FTC Announces New Decreased HSR Filing Thresholds for 2021
FTC Announces New Decreased HSR Filing Thresholds for 2021
On February 2, 2021, the Federal Trade Commission (FTC), the agency charged with administering premerger notification requirements under the Hart-Scott-Rodino Antitrust Improvements Act of 1976 (the “HSR Act”), announced decreased notification thresholds for 2021. Under the new thresholds, the minimum “size of transaction” threshold will decrease from $94 million to $92 million. Transactions resulting in aggregate holdings of voting securities, assets, or non-corporate interests exceeding this threshold will be reportable to the U.S. antitrust authorities, unless otherwise exempt. The new thresholds will go into effect on March 4, 2021, and are summarized in the following tables:
Size of Transaction | ||
Base | Current | New |
$50 million | $94 million | $92 million |
$200 million | $376 million | $368 million |
Transactions valued at more than $92 million but $368 million or less must also meet the “size of person” test. |
Size of Person | ||
Base | Current | New |
$10 million | $18.8 million | $18.4 million |
$100 million | $188 million | $184 million |
Voting Securities | ||
Base | Current | New |
$50 million | $94 million | $92 million |
$100 million | $188 million | $184 million |
$500 million | $940.1 million | $919.9 million |
$1 billion (if acquiring 25%) | $1.8802 billion | $1.8398 billion |
The new thresholds will not affect the amount of filing fees due under the HSR Act. However, applicable fees will be based on the new thresholds, as follows:
HSR Filing Fees | |
Transactions valued at less than $184 million | $45,000 |
Transactions valued at $184 million or more but less than $919.9 million | $125,000 |
Transactions valued at $919.9 million or more | $280,000 |
The HSR Act requires premerger notification of transactions that satisfy the “size of transaction” and “size of person” tests and are not otherwise exempt. The thresholds are adjusted annually to reflect changes in the U.S. gross national product. A contracting U.S. economy has led to the unusual downward adjustment of the thresholds for 2021. The new thresholds will become effective on March 4, 2021, through the next annual adjustment expected in Q1 2022.

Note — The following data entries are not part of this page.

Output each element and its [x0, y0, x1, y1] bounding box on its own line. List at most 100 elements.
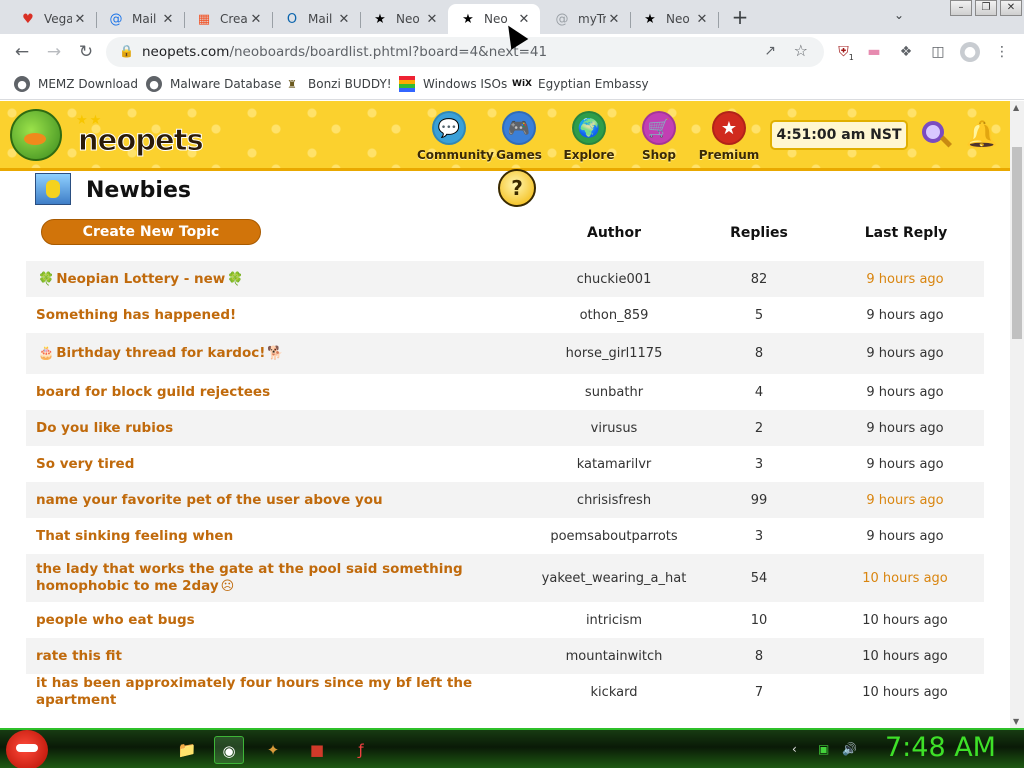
tab-close-icon[interactable]: ✕: [336, 12, 352, 27]
browser-tab[interactable]: O Mail ✕: [272, 4, 361, 34]
topic-last-reply[interactable]: 10 hours ago: [826, 602, 984, 638]
topic-link[interactable]: Something has happened!: [36, 307, 236, 323]
bookmark-bonzi-buddy[interactable]: ♜ Bonzi BUDDY!: [284, 76, 392, 92]
topic-author[interactable]: katamarilvr: [536, 446, 692, 482]
topic-link[interactable]: people who eat bugs: [36, 612, 195, 628]
topic-last-reply[interactable]: 10 hours ago: [826, 638, 984, 674]
maximize-button[interactable]: ❐: [975, 0, 997, 16]
shield-extension-icon[interactable]: ⛨1: [836, 42, 856, 62]
url-text[interactable]: neopets.com/neoboards/boardlist.phtml?bo…: [142, 44, 547, 60]
browser-tab[interactable]: @ Mail ✕: [96, 4, 185, 34]
scroll-up-arrow-icon[interactable]: ▲: [1013, 103, 1019, 112]
topic-link[interactable]: Neopian Lottery - new: [56, 271, 225, 287]
tab-close-icon[interactable]: ✕: [606, 12, 622, 27]
reload-icon[interactable]: ↻: [74, 40, 98, 64]
app-taskbar-icon[interactable]: ✦: [258, 736, 288, 764]
topic-link[interactable]: the lady that works the gate at the pool…: [36, 561, 463, 594]
nav-shop[interactable]: 🛒 Shop: [627, 111, 691, 162]
extensions-puzzle-icon[interactable]: ❖: [896, 42, 916, 62]
share-icon[interactable]: ↗: [764, 43, 776, 59]
back-arrow-icon[interactable]: ←: [10, 40, 34, 64]
topic-author[interactable]: yakeet_wearing_a_hat: [536, 554, 692, 602]
address-bar[interactable]: 🔒 neopets.com/neoboards/boardlist.phtml?…: [106, 37, 824, 67]
topic-author[interactable]: virusus: [536, 410, 692, 446]
topic-last-reply[interactable]: 10 hours ago: [826, 554, 984, 602]
browser-tab[interactable]: @ myTr ✕: [542, 4, 631, 34]
game-taskbar-icon[interactable]: ■: [302, 736, 332, 764]
side-panel-icon[interactable]: ◫: [928, 42, 948, 62]
browser-tab[interactable]: ★ Neo ✕: [448, 4, 540, 34]
tray-chevron-icon[interactable]: ‹: [792, 742, 797, 756]
new-tab-button[interactable]: +: [728, 6, 752, 30]
volume-icon[interactable]: 🔊: [842, 742, 857, 756]
tab-close-icon[interactable]: ✕: [694, 12, 710, 27]
bookmark-memz[interactable]: ● MEMZ Download: [14, 76, 138, 92]
nav-community[interactable]: 💬 Community: [417, 111, 494, 162]
menu-kebab-icon[interactable]: ⋮: [992, 42, 1012, 62]
profile-avatar-icon[interactable]: ●: [960, 42, 980, 62]
topic-author[interactable]: sunbathr: [536, 374, 692, 410]
file-explorer-icon[interactable]: 📁: [172, 736, 202, 764]
tab-search-chevron-icon[interactable]: ⌄: [894, 8, 904, 22]
topic-last-reply[interactable]: 9 hours ago: [826, 333, 984, 374]
browser-tab[interactable]: ♥ Vega ✕: [8, 4, 97, 34]
topic-last-reply[interactable]: 9 hours ago: [826, 374, 984, 410]
lock-icon[interactable]: 🔒: [119, 44, 134, 58]
topic-link[interactable]: name your favorite pet of the user above…: [36, 492, 383, 508]
tab-close-icon[interactable]: ✕: [160, 12, 176, 27]
topic-last-reply[interactable]: 9 hours ago: [826, 446, 984, 482]
topic-last-reply[interactable]: 9 hours ago: [826, 518, 984, 554]
topic-author[interactable]: mountainwitch: [536, 638, 692, 674]
nav-premium[interactable]: ★ Premium: [697, 111, 761, 162]
topic-link[interactable]: Birthday thread for kardoc!: [56, 345, 265, 361]
bookmark-malware-database[interactable]: ● Malware Database: [146, 76, 281, 92]
search-magnifier-icon[interactable]: [920, 119, 953, 151]
forward-arrow-icon[interactable]: →: [42, 40, 66, 64]
topic-link[interactable]: That sinking feeling when: [36, 528, 233, 544]
topic-author[interactable]: poemsaboutparrots: [536, 518, 692, 554]
browser-tab[interactable]: ★ Neo ✕: [360, 4, 448, 34]
notification-bell-icon[interactable]: 🔔: [965, 119, 999, 151]
topic-author[interactable]: othon_859: [536, 297, 692, 333]
scrollbar-thumb[interactable]: [1012, 147, 1022, 339]
topic-author[interactable]: horse_girl1175: [536, 333, 692, 374]
topic-link[interactable]: rate this fit: [36, 648, 122, 664]
tab-close-icon[interactable]: ✕: [424, 12, 440, 27]
create-new-topic-button[interactable]: Create New Topic: [41, 219, 261, 245]
browser-tab[interactable]: ★ Neo ✕: [630, 4, 719, 34]
topic-last-reply[interactable]: 9 hours ago: [826, 297, 984, 333]
page-scrollbar[interactable]: ▲ ▼: [1010, 101, 1024, 728]
tab-close-icon[interactable]: ✕: [248, 12, 264, 27]
bookmark-egyptian-embassy[interactable]: WiX Egyptian Embassy: [512, 76, 649, 92]
topic-link[interactable]: board for block guild rejectees: [36, 384, 270, 400]
minimize-button[interactable]: –: [950, 0, 972, 16]
bookmark-star-icon[interactable]: ☆: [794, 41, 808, 60]
topic-link[interactable]: it has been approximately four hours sin…: [36, 675, 472, 708]
neopets-mascot-logo[interactable]: [10, 109, 62, 161]
flag-extension-icon[interactable]: ▬: [864, 42, 884, 62]
chrome-taskbar-icon[interactable]: ◉: [214, 736, 244, 764]
flash-taskbar-icon[interactable]: ƒ: [346, 736, 376, 764]
browser-tab[interactable]: ▦ Crea ✕: [184, 4, 273, 34]
topic-last-reply[interactable]: 9 hours ago: [826, 410, 984, 446]
topic-last-reply[interactable]: 10 hours ago: [826, 674, 984, 710]
topic-link[interactable]: So very tired: [36, 456, 134, 472]
topic-author[interactable]: chuckie001: [536, 261, 692, 297]
nav-explore[interactable]: 🌍 Explore: [557, 111, 621, 162]
neopets-logo[interactable]: ★★ neopets: [76, 113, 204, 158]
network-icon[interactable]: ▣: [818, 742, 829, 756]
topic-author[interactable]: chrisisfresh: [536, 482, 692, 518]
nav-games[interactable]: 🎮 Games: [487, 111, 551, 162]
topic-author[interactable]: intricism: [536, 602, 692, 638]
scroll-down-arrow-icon[interactable]: ▼: [1013, 717, 1019, 726]
bookmark-windows-isos[interactable]: Windows ISOs: [399, 76, 507, 92]
help-question-button[interactable]: ?: [498, 169, 536, 207]
topic-link[interactable]: Do you like rubios: [36, 420, 173, 436]
topic-last-reply[interactable]: 9 hours ago: [826, 261, 984, 297]
close-window-button[interactable]: ✕: [1000, 0, 1022, 16]
topic-author[interactable]: kickard: [536, 674, 692, 710]
tab-close-icon[interactable]: ✕: [72, 12, 88, 27]
start-button-angry-bird-icon[interactable]: [6, 730, 48, 768]
taskbar-clock[interactable]: 7:48 AM: [885, 732, 996, 763]
topic-last-reply[interactable]: 9 hours ago: [826, 482, 984, 518]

Under the new thresholds, the “size of transaction” test will be met if, as a result of a transaction, the acquiring person at the UPE level will hold aggregate voting securities, assets, or non-corporate interests of the acquired person valued at more than $92 million. For transactions valued more than $92 million but $368 million or less, the parties must also meet the “size of person” test. Transactions valued at more than $368 million will be reportable regardless of the size of the parties, unless an exemption applies.
Under the new thresholds, where it applies, the “size of person” test will be satisfied where one party to the transaction at the UPE level has total assets or annual net sales of $184 million or more and the UPE of the other party has total assets or annual net sales of $18.4 million or more.
The FTC also announced revised thresholds relating to Section 8 of the Clayton Act. Section 8 prohibits interlocking directorates in which one “person” serves simultaneously as an officer or director of two or more competing corporations, subject to certain exceptions. Under the revised thresholds, Section 8 may apply when each of the competing corporations has capital, surplus, and undivided profits aggregating more than $37,382,000, and each corporation’s competitive sales are at least $3,738,200.
Noncompliance with the HSR Act can result in significant penalties. Specifically, any person (including any officer, director, or partner thereof) who fails to comply with any provision of the HSR Act may be subject to a civil penalty of up to $43,792 (effective January 13, 2021) for each day during which such person is in violation.